Jake Worthington announces hiatus after May 22 music pause
jake worthington said on Friday evening, May 22, that he is stepping away from music for a period to work on himself, and several June dates have dropped off his website. The move clears out a run that had included opening slots for Luke Combs and solo shows, leaving July 24 at The Great Texas Mosquito Festival as the next listed appearance.
May 22 and the family line
Worthington used a blunt note to explain why he is backing away. “I live a life as my heroes did, but that life gotten a hold of me,” he wrote to fans, before adding, “I love my family my friends and my fans too much to let it take over me.”
He tied the decision to home life as well as the road: “I need to take some time to work on myself for my wife and daughter.” He ended the message with, “I promise I will come back even better,” and “God bless country music.

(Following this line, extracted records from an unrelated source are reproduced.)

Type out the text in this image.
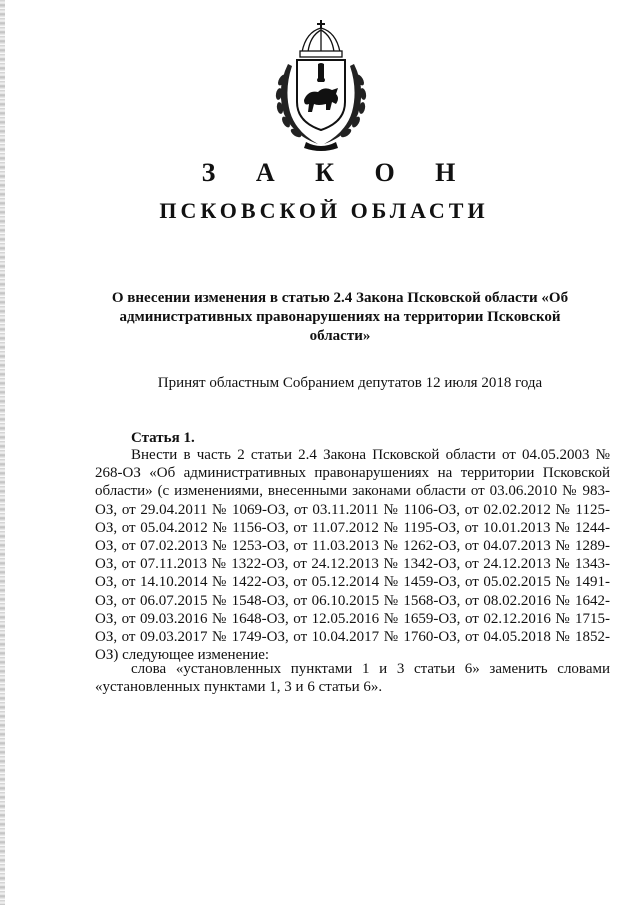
З А К О Н
ПСКОВСКОЙ ОБЛАСТИ

О внесении изменения в статью 2.4 Закона Псковской области «Об административных правонарушениях на территории Псковской области»

Принят областным Собранием депутатов 12 июля 2018 года

Статья 1.

Внести в часть 2 статьи 2.4 Закона Псковской области от 04.05.2003 № 268-ОЗ «Об административных правонарушениях на территории Псковской области» (с изменениями, внесенными законами области от 03.06.2010 № 983-ОЗ, от 29.04.2011 № 1069-ОЗ, от 03.11.2011 № 1106-ОЗ, от 02.02.2012 № 1125-ОЗ, от 05.04.2012 № 1156-ОЗ, от 11.07.2012 № 1195-ОЗ, от 10.01.2013 № 1244-ОЗ, от 07.02.2013 № 1253-ОЗ, от 11.03.2013 № 1262-ОЗ, от 04.07.2013 № 1289-ОЗ, от 07.11.2013 № 1322-ОЗ, от 24.12.2013 № 1342-ОЗ, от 24.12.2013 № 1343-ОЗ, от 14.10.2014 № 1422-ОЗ, от 05.12.2014 № 1459-ОЗ, от 05.02.2015 № 1491-ОЗ, от 06.07.2015 № 1548-ОЗ, от 06.10.2015 № 1568-ОЗ, от 08.02.2016 № 1642-ОЗ, от 09.03.2016 № 1648-ОЗ, от 12.05.2016 № 1659-ОЗ, от 02.12.2016 № 1715-ОЗ, от 09.03.2017 № 1749-ОЗ, от 10.04.2017 № 1760-ОЗ, от 04.05.2018 № 1852-ОЗ) следующее изменение:

слова «установленных пунктами 1 и 3 статьи 6» заменить словами «установленных пунктами 1, 3 и 6 статьи 6».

JW.”
June dates drop away
Worthington had been set to open for Luke Combs on May 29 and 30 in Montreal and on June 5 and 6 in Toronto. He also had a solo date scheduled for June 11 at Duling Hall in Jackson, Mississippi, then Rock The South on June 13 in Decatur, Alabama.
Those bookings mattered because the route was already mapped out beyond the first week of June. Worthington also had a June 19 appearance at Mercury Lounge in New York with Luke Combs, plus a July 12 slot at Hodag Festival in Rhinelander, Wisconsin. By the time the dates disappeared from his website, the calendar had effectively gone quiet through late July.
When I Write The Song
Worthington released the 2025 album When I Write The Song after finishing 2nd on the 6th season of The Voice, and he has built his profile as a traditional country artist from LaPorte, Texas, near Houston. That makes this pause less like a routine schedule shuffle and more like a reset from a singer whose touring and release cycle had been active enough to support both festival billing and arena-adjacent opening work.
Saving Country Music said it had reached out to his representatives to confirm any canceled dates but had not heard back. For now, the practical takeaway is simple: anyone holding a ticket for one of the missing June stops should treat the vanished listings as the only hard signal on the table, while July 24 in Clute is the next date still posted under his name.